Intervention de Henri Brichart

Réunion du 16 juillet 2014 à 9h00
Commission des affaires économiques

Henri Brichart, vice-président de la Fédération nationale des syndicats d'exploitants agricoles, FNSEA :

Plusieurs signaux très inquiétants démontrent que la situation de l'agriculture en France, et par conséquent de l'agroalimentaire, est en déclin. Les comparaisons internationales, notamment avec des voisins proches comme les Pays-Bas et l'Allemagne, révèlent que nous perdons un grand nombre de parts de marché, et que nous sommes passés du deuxième rang des exportateurs au cinquième. Plus grave, certains secteurs subissent même des pertes de production – moins 30 % de surfaces de légumes en quinze ans, moins 3 % pour le porc, moins 18 % pour la volaille. Plus grave encore, nous accusons un retard important en termes d'innovation et de modernisation, puisque l'investissement en bâtiments agricoles a chuté de 30 % en quinze ans et que 30 % du parc de bâtiments de volailles a plus de trente ans. Le constat est d'autant plus inquiétant que l'agriculture participe dans une large mesure à l'économie dans les territoires.

Les causes de cette situation sont diverses : l'inflation de normes et de contraintes, la sur-transposition des réglementations européennes, des charges fiscales et sociales élevées et instables. Dans un monde structurellement volatil, le marché intérieur des fruits et légumes et de la production animale est devenu très compliqué. Depuis une dizaine d'années, il est agité par une guerre des prix incessante, qui renvoie à la problématique de la déflation.

Dans le secteur laitier, l'Allemagne et les Pays-Bas sont passés devant nous parce qu'ils ont su créer sur leur marché intérieur une forme de rente de situation qui les rend extrêmement forts pour aller à la conquête d'autres marchés. Comme le montrent des chiffres publiés récemment par la Direction générale de l'agriculture et du développement rural (DG AGRI), au niveau du consommateur, les prix des produits laitiers en France sont restés stables, alors qu'ils ont enregistré une hausse de 3,5 % dans l'ensemble de l'Union européenne et de 8,7 % en Allemagne. Sans prétendre qu'il faille atteindre de tels niveaux de hausse, on voit que le secteur des productions animales est confronté à un problème réel, en particulier à cause d'une flambée du coût des intrants. Or ces difficultés peuvent mettre en cause l'avenir de ces productions.

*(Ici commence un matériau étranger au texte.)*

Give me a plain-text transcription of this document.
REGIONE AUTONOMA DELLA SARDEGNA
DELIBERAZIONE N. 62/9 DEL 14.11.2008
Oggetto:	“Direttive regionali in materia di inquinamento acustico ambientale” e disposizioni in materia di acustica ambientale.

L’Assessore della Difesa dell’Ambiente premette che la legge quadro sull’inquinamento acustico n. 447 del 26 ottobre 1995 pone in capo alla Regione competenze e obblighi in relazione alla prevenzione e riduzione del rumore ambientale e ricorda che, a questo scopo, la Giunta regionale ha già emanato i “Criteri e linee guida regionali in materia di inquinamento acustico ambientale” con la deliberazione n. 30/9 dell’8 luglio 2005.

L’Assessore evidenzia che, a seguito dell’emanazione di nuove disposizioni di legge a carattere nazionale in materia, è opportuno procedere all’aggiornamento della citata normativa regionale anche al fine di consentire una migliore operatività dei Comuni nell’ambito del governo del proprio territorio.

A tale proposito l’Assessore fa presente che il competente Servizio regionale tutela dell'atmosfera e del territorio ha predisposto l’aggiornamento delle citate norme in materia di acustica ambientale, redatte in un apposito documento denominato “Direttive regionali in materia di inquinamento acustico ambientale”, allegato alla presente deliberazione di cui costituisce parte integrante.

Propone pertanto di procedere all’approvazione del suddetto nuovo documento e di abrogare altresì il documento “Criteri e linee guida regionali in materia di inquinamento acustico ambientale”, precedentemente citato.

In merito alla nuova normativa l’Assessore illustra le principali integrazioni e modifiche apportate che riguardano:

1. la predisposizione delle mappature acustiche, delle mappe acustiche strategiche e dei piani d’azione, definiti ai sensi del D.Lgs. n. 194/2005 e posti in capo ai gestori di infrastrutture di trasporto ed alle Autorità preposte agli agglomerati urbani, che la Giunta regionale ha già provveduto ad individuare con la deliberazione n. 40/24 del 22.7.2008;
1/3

À ce stade, deux types de solutions s'offrent à nous.

Le premier concerne la filière au sens large, du producteur au consommateur. D'abord, il faut en finir avec cette notion de « prix le plus bas », qui est destructrice de valeur ajoutée et risque, à terme, d'engendrer une perte de qualité et de fiabilité. Il faut redonner une vraie valeur aux produits, leur rendre leur juste prix – dans des secteurs comme celui du porc, ils ne veulent plus rien dire, avec les promotions permanentes. La question est clairement posée de la transmission des coûts le long de la chaîne alimentaire, sachant que le consommateur est très protégé en France.

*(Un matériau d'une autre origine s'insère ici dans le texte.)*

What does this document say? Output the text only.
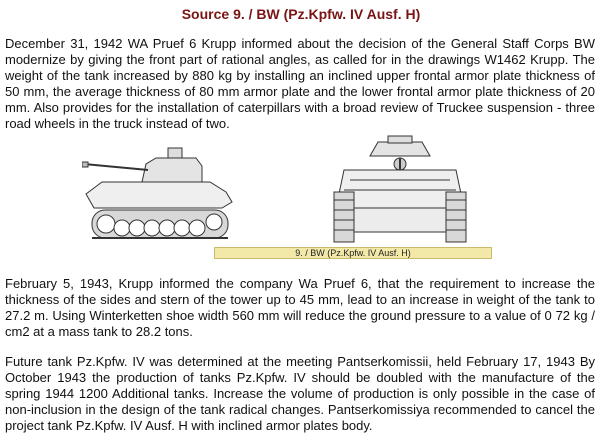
Source 9. / BW (Pz.Kpfw. IV Ausf. H)

December 31, 1942 WA Pruef 6 Krupp informed about the decision of the General Staff Corps BW modernize by giving the front part of rational angles, as called for in the drawings W1462 Krupp. The weight of the tank increased by 880 kg by installing an inclined upper frontal armor plate thickness of 50 mm, the average thickness of 80 mm armor plate and the lower frontal armor plate thickness of 20 mm. Also provides for the installation of caterpillars with a broad review of Truckee suspension - three road wheels in the truck instead of two.

9. / BW (Pz.Kpfw. IV Ausf. H)

February 5, 1943, Krupp informed the company Wa Pruef 6, that the requirement to increase the thickness of the sides and stern of the tower up to 45 mm, lead to an increase in weight of the tank to 27.2 m. Using Winterketten shoe width 560 mm will reduce the ground pressure to a value of 0 72 kg / cm2 at a mass tank to 28.2 tons.

Future tank Pz.Kpfw. IV was determined at the meeting Pantserkomissii, held February 17, 1943 By October 1943 the production of tanks Pz.Kpfw. IV should be doubled with the manufacture of the spring 1944 1200 Additional tanks. Increase the volume of production is only possible in the case of non-inclusion in the design of the tank radical changes. Pantserkomissiya recommended to cancel the project tank Pz.Kpfw. IV Ausf. H with inclined armor plates body.
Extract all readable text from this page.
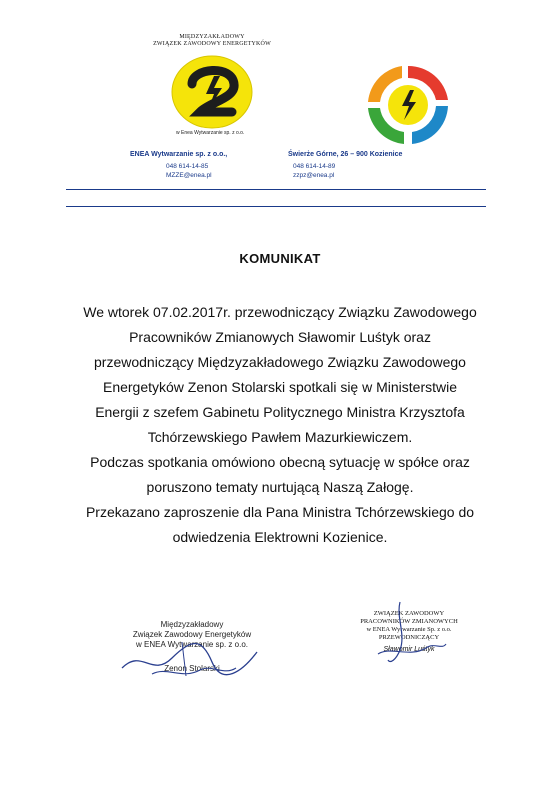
MIĘDZYZAKŁADOWY
ZWIĄZEK ZAWODOWY ENERGETYKÓW
w Enea Wytwarzanie sp. z o.o.
ENEA Wytwarzanie sp. z o.o.,	Świerże Górne, 26 – 900 Kozienice
048 614-14-85
MZZE@enea.pl
048 614-14-89
zzpz@enea.pl
KOMUNIKAT
We wtorek 07.02.2017r. przewodniczący Związku Zawodowego
Pracowników Zmianowych Sławomir Luśtyk oraz
przewodniczący Międzyzakładowego Związku Zawodowego
Energetyków Zenon Stolarski spotkali się w Ministerstwie
Energii z szefem Gabinetu Politycznego Ministra Krzysztofa
Tchórzewskiego Pawłem Mazurkiewiczem.
Podczas spotkania omówiono obecną sytuację w spółce oraz
poruszono tematy nurtującą Naszą Załogę.
Przekazano zaproszenie dla Pana Ministra Tchórzewskiego do
odwiedzenia Elektrowni Kozienice.
Międzyzakładowy
Związek Zawodowy Energetyków
w ENEA Wytwarzanie sp. z o.o.
Zenon Stolarski
ZWIĄZEK ZAWODOWY
PRACOWNIKÓW ZMIANOWYCH
w ENEA Wytwarzanie Sp. z o.o.
PRZEWODNICZĄCY
Sławomir Luśtyk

Ensuite, dans un contexte de distorsion de concurrence importante avec d'autres pays, la responsabilité nous incombe, en tant que filière, de promouvoir le label « Origine France ».

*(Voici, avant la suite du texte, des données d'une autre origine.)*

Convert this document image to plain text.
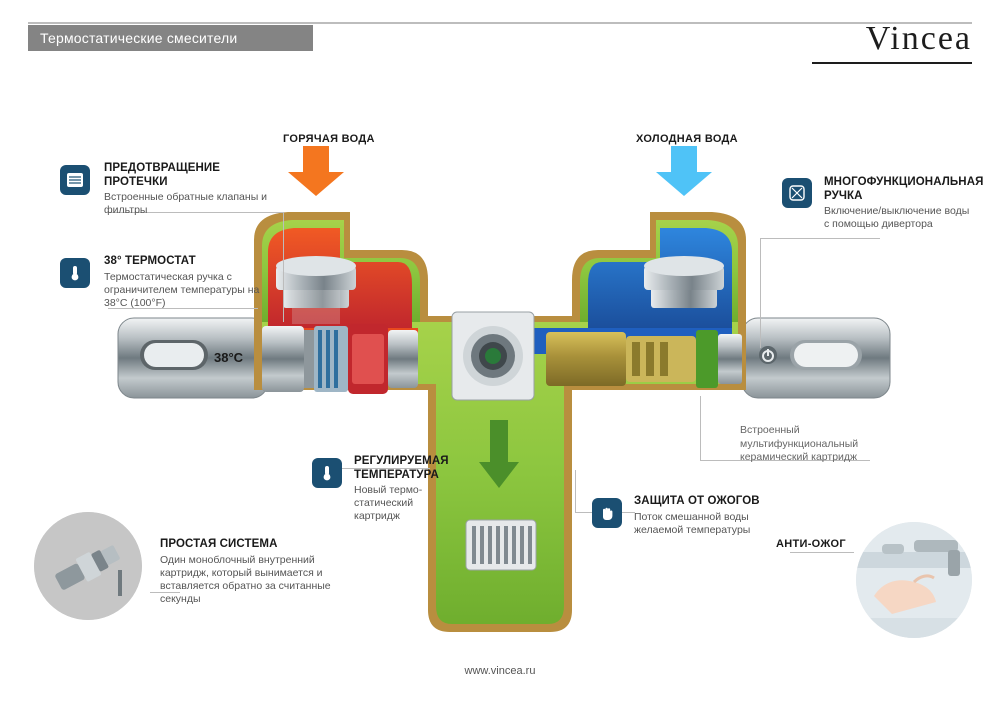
Термостатические смесители	Vincea
38°C
ГОРЯЧАЯ ВОДА	ХОЛОДНАЯ ВОДА
ПРЕДОТВРАЩЕНИЕ ПРОТЕЧКИ
Встроенные обратные клапаны и фильтры
38° ТЕРМОСТАТ
Термостатическая ручка с ограничителем температуры на 38°С (100°F)
МНОГОФУНКЦИОНАЛЬНАЯ РУЧКА
Включение/выключение воды с помощью дивертора
РЕГУЛИРУЕМАЯ ТЕМПЕРАТУРА
Новый термо-статический картридж
ЗАЩИТА ОТ ОЖОГОВ
Поток смешанной воды желаемой температуры
ПРОСТАЯ СИСТЕМА
Один моноблочный внутренний картридж, который вынимается и вставляется обратно за считанные секунды
Встроенный мультифункциональный керамический картридж
АНТИ-ОЖОГ
www.vincea.ru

Le second type de solutions a trait au rôle de la puissance publique. Beaucoup de lois ont été votées, et nous sommes assez satisfaits des dernières évolutions introduites par la loi Hamon. Toutefois, le problème n'est pas tant de voter des lois que de les faire correctement appliquer. Pour nous, la régulation de la chaîne alimentaire par les pouvoirs publics est une priorité : nous aimerions qu'ils puissent s'en saisir.